House Democrats and the Bush Administration have reached agreement in principle on emergency loans in the short-term for the Detroit automakers, it was announced late Tuesday night.

The agreement would quickly provide billions in rescue money to the battered Detroit auto manufacturers, but not with out a heavy cost to pay in terms of government-dictated terms, government ownership in the companies themselves and federal oversight of the car companies in the near future. The potential degree of corporate control and oversight of the auto companies by the federal government being currently advocated by some members of Congress would even surpass the level of control exercised by governments in countries where auto manufacturers were nationalized in the past, i.e., France and the vehicle manufacturer Renault.

Although the magnitude of financial assistance to the American auto industry is completely dwarfed by the recent cash infusions to the financial services industry, the auto companies will be put on a very short leash in terms of the many conditions they will face in how they get the money and what they can use it for going forward. Compare this to the bailout of the large financial institutions, which were more or less given carte blanche in what they did after disbursement of the funds.

The relief plan, if it is passed by Congress, will be overseen by a “car czar” appointed by lawmakers. The premise at work here is that the czar will hammer out a viable restructuring plan by gathering together suppliers, labor unions, management, creditors, etc. and gaining agreement regarding a turnaround strategy. If there is no agreement, the czar could rule by royal fiat and force his or her own decision upon all the parties, even if that decision is to declare bankruptcy, or, break up the company and sell it off to the highest bidders. And if the czar believes that one of the car companies is not trying hard enough, then the czar could request that the government “call” the loan, effectively delivering a death sentence to that manufacturer.

Of the Big Three, only Ford is taking a pass on the emergency funding, saying it has enough liquidity for now, and needs only a line of credit available to it for the future in the instance of business conditions worsening. From our current understanding of the relief terms, that means that GM and Chrysler would be subject to the described conditions and terms of the loan package in terms of government oversight, and Ford would not be subject to that oversight until/if they tapped their credit line.

Republican lawmakers have already expressed concerns that the car czar will not have enough power to really force dramatic change upon the Big Three.

“It’s structured to fail,” stated Sen.
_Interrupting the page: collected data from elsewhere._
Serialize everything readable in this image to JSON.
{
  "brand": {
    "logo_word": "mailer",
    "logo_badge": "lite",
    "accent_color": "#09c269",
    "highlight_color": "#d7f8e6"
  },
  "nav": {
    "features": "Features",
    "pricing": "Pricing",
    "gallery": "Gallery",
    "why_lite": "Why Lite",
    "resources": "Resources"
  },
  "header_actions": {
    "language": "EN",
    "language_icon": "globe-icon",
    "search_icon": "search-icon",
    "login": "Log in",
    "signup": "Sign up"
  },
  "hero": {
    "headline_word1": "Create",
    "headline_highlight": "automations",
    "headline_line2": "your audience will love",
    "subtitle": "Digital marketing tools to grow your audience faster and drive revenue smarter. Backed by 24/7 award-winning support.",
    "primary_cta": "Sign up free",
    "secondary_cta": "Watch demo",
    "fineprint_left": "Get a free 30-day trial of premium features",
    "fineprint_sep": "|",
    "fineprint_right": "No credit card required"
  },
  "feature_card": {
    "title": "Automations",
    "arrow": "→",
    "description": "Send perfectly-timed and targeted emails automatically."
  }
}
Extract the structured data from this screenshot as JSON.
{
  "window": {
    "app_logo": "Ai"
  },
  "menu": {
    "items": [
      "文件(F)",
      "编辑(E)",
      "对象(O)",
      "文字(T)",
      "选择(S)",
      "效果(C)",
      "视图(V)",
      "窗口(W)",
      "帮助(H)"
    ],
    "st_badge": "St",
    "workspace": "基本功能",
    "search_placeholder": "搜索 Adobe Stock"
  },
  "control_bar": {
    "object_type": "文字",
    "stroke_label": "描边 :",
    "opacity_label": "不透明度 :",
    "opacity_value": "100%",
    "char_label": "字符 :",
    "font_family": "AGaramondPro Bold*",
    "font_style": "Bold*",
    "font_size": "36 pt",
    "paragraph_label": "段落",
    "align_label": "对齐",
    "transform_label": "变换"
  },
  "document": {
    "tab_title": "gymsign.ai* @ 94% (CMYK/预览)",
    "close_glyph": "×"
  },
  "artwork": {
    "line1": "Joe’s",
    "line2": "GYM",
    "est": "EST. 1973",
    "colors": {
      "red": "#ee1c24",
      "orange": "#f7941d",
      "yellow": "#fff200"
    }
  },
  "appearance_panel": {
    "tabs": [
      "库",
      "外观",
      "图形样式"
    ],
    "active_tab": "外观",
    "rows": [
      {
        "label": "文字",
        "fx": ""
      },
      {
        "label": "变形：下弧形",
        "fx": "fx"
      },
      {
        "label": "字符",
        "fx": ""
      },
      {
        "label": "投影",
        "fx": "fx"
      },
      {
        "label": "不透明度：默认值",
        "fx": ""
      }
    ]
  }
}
Judd Gregg (R., N.H.) of the proposed bill. Gregg advocates that the czar have absolute command over the domestic auto industry. Without this unquestioned command, Sen. Gregg says “the auto czar becomes a little Caesar, without much authority to accomplish much.”

Both Republican and Democratic lawmakers have made public statements recently that changes in senior management will be required before any federal money is provided to the auto companies, but there was no mention of that requirement yesterday evening.

The House could vote on the agreement as early as today. If it passes in the House, it then goes to the Senate, which will be a tougher battle for passage.

There are already names being floated for the post of car czar, among them former Federal Reserve Chairman Paul Volcker.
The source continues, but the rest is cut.